Fed wacht af, de ECB zet versoepelingscyclus voort

Op haar beleidsvergadering van eind januari liet de Fed haar beleidsrente onveranderd op 4,375%. We verwachten dat de Fed een afwachtende houding zal blijven aannemen in de hele eerste jaarhelft. We verwachten nu twee in de plaats van drie renteverlagingen van 25 basispunten elk in de tweede helft van 2025. Dat ligt ook in lijn met de actuele marktverwachtingen. De voorzichtiger houding van de Fed heeft te maken met de combinatie van beleidsonzekerheid, hogere inflatierisico’s en -verwachtingen,  en de politieke discussie tussen de Amerikaanse regering en de Fed over de onafhankelijkheid van de Amerikaanse centrale bank.

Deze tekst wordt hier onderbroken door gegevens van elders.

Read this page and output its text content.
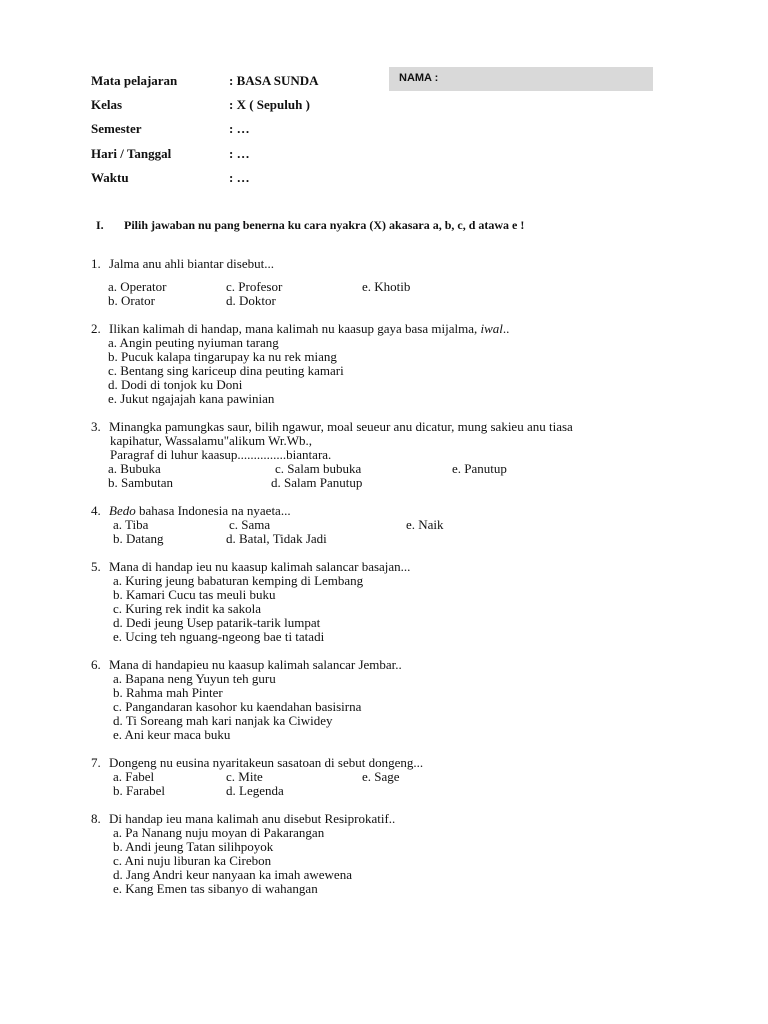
Mata pelajaran	: BASA SUNDA
Kelas	: X ( Sepuluh )
Semester	: …
Hari / Tanggal	: …
Waktu	: …
NAMA :
I. Pilih jawaban nu pang benerna ku cara nyakra (X) akasara a, b, c, d atawa e !
1. Jalma anu ahli biantar disebut...
a. Operator
b. Orator
c. Profesor
d. Doktor
e. Khotib
2. Ilikan kalimah di handap, mana kalimah nu kaasup gaya basa mijalma, iwal..
a. Angin peuting nyiuman tarang
b. Pucuk kalapa tingarupay ka nu rek miang
c. Bentang sing kariceup dina peuting kamari
d. Dodi di tonjok ku Doni
e. Jukut ngajajah kana pawinian
3. Minangka pamungkas saur, bilih ngawur, moal seueur anu dicatur, mung sakieu anu tiasa
kapihatur, Wassalamu"alikum Wr.Wb.,
Paragraf di luhur kaasup...............biantara.
a. Bubuka
b. Sambutan
c. Salam bubuka
d. Salam Panutup
e. Panutup
4. Bedo bahasa Indonesia na nyaeta...
a. Tiba
b. Datang
c. Sama
d. Batal, Tidak Jadi
e. Naik
5. Mana di handap ieu nu kaasup kalimah salancar basajan...
a. Kuring jeung babaturan kemping di Lembang
b. Kamari Cucu tas meuli buku
c. Kuring rek indit ka sakola
d. Dedi jeung Usep patarik-tarik lumpat
e. Ucing teh nguang-ngeong bae ti tatadi
6. Mana di handapieu nu kaasup kalimah salancar Jembar..
a. Bapana neng Yuyun teh guru
b. Rahma mah Pinter
c. Pangandaran kasohor ku kaendahan basisirna
d. Ti Soreang mah kari nanjak ka Ciwidey
e. Ani keur maca buku
7. Dongeng nu eusina nyaritakeun sasatoan di sebut dongeng...
a. Fabel
b. Farabel
c. Mite
d. Legenda
e. Sage
8. Di handap ieu mana kalimah anu disebut Resiprokatif..
a. Pa Nanang nuju moyan di Pakarangan
b. Andi jeung Tatan silihpoyok
c. Ani nuju liburan ka Cirebon
d. Jang Andri keur nanyaan ka imah awewena
e. Kang Emen tas sibanyo di wahangan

In tegenstelling tot de Fed zette de ECB in januari wel haar versoepelingscyclus voort. Ze verlaagde haar depositorente met 25 basispunten tot 2,75%. Ze zal allicht ook op de komende drie beleidsvergadering haar beleidsrente met 25 basispunten verlagen. Daardoor zal de depositorente haar cyclische bodem van 2% bereiken. Ook dat ligt in lijn met de marktverwachtingen.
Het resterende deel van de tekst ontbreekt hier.